Dieu se soucie-t-il de nous ? Comment fait-il pour nous aimer encore alors que nous détruisons tout ce qu’il a construit ?

Par : pasteur Marc Pernot

Un homme admiratif devant un lever de soleil sur une mer de nuages - Photo by Nghia Le on https://unsplash.com/photos/V3DokM1NQcs

On va se retrousser les manches, se serrer les coudes, et ça va le faire ! J’espère.

Question d’un visiteur :

Bonjour,

J’ai beaucoup de questions qui me travaillent ces derniers temps..

Dieu se soucie-t-i vraiment de nous? Quand nous prions, ou chantons en son nom? Notre Dieu créateur du ciel et de la terre n’est-il pas occupé à créer la vie ailleurs?

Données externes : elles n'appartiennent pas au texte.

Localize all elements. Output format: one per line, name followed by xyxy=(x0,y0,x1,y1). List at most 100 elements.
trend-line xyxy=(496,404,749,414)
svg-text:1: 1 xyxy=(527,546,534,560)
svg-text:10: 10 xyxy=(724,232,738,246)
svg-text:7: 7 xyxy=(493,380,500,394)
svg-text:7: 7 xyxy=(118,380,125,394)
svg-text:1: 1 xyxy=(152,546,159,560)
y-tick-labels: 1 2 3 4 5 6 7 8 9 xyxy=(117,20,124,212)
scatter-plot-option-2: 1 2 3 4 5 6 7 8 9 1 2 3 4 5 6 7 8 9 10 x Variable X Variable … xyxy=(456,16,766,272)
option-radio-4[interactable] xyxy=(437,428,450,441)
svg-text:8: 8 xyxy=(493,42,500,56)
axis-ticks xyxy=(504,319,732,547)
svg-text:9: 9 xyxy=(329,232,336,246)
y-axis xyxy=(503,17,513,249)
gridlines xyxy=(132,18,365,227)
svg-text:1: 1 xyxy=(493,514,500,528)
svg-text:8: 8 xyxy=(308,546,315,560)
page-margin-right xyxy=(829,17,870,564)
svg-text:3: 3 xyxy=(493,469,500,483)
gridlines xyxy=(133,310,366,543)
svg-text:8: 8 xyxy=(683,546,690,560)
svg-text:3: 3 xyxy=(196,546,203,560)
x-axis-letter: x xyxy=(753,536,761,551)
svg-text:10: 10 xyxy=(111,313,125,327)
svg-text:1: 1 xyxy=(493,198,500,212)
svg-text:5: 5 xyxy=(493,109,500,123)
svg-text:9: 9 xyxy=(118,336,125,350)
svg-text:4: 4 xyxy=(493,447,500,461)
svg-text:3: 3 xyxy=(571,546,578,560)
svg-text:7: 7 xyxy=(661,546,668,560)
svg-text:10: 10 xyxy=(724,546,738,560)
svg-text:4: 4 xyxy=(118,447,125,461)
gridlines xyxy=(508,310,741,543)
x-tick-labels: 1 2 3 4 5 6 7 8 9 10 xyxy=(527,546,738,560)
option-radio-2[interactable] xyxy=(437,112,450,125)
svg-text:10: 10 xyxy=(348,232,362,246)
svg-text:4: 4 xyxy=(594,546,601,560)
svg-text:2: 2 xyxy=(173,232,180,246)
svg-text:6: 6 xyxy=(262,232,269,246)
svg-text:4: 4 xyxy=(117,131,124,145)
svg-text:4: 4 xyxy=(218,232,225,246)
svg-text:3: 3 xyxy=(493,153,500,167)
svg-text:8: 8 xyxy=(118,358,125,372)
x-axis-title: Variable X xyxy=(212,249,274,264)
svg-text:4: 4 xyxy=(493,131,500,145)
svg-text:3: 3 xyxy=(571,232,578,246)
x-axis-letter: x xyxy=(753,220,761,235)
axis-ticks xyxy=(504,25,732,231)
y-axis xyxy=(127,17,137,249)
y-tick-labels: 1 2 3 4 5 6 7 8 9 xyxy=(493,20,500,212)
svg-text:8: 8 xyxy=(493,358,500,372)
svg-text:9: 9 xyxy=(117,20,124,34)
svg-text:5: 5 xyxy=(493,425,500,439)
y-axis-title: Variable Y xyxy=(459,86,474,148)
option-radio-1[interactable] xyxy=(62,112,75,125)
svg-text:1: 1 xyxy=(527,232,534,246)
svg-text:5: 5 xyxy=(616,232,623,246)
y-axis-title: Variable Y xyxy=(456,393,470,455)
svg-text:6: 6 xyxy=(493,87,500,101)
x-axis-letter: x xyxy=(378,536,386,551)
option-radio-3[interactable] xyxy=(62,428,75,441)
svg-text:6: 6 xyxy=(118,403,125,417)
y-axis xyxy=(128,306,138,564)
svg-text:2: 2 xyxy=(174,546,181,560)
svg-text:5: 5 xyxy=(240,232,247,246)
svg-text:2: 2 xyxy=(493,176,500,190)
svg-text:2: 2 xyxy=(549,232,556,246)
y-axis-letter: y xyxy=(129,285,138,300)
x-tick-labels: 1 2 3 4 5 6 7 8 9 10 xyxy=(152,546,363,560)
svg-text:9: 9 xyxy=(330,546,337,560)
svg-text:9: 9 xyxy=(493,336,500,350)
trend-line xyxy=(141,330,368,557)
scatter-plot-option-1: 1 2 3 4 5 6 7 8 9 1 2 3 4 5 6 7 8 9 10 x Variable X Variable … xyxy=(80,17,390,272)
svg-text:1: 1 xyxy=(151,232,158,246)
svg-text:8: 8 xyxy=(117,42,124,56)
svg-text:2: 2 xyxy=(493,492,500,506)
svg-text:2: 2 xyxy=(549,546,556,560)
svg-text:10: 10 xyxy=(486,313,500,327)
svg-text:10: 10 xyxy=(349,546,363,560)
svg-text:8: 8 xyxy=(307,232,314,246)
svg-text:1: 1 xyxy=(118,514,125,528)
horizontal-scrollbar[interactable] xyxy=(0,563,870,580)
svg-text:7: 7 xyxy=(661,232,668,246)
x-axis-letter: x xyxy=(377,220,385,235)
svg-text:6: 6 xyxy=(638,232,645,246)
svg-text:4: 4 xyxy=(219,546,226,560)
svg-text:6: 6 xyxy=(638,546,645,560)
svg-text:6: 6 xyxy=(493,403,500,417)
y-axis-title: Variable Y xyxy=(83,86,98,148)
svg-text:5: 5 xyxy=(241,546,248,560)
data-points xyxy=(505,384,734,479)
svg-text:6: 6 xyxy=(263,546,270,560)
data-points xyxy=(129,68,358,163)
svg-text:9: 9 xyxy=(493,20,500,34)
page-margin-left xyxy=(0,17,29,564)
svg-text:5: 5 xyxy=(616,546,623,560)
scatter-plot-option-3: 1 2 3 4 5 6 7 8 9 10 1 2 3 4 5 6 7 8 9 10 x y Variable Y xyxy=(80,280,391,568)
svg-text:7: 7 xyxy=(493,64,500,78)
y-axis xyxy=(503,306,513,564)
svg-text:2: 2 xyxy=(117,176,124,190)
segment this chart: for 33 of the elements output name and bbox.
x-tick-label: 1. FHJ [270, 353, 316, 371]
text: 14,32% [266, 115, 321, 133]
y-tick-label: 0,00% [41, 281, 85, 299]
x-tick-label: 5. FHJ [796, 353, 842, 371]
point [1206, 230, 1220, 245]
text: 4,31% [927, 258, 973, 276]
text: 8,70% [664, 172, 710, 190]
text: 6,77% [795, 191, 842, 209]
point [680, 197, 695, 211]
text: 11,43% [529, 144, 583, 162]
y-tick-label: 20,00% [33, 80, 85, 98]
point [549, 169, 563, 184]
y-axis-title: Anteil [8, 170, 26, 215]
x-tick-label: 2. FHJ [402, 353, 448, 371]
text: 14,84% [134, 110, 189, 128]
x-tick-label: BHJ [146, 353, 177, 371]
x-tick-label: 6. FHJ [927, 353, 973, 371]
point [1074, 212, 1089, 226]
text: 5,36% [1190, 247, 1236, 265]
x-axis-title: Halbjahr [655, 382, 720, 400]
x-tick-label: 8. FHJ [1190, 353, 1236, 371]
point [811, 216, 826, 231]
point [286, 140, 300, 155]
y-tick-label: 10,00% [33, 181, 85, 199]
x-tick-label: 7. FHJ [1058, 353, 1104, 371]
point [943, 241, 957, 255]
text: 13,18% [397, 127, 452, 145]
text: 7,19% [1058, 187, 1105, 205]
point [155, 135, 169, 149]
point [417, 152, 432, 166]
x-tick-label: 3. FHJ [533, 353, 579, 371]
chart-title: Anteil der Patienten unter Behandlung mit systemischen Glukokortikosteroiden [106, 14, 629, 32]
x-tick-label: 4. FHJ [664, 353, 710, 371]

Malgré son amour infini envers nous, comment fait-il pour nous aimer encore alors que nous détruisons tout ce qu’il a construit? La polution, la surpêche, les millions d’animaux surexploités pour être ensuite tués et mangés, toutes ces forêts que l’on détruit etc.. Dieu doit être tellement attristé de voir tout cela.. Je ressens un décalage entre notre religion et notre société moderne qui ne respecte pas notre planète et la vie sur terre. Tout cela m’égare petit à petit de Dieu..

Je vous remercie d’avoir pris le temps de me lire.

Cordialement,

Réponse d’un pasteur :

Bonjour

J’ai beaucoup de questions qui me travaillent ces derniers temps.

  • Bravo ! C’est avec des questions que l’on avance, que l’on approfondit, que l’on s’élève et que l’on est élevé par Dieu.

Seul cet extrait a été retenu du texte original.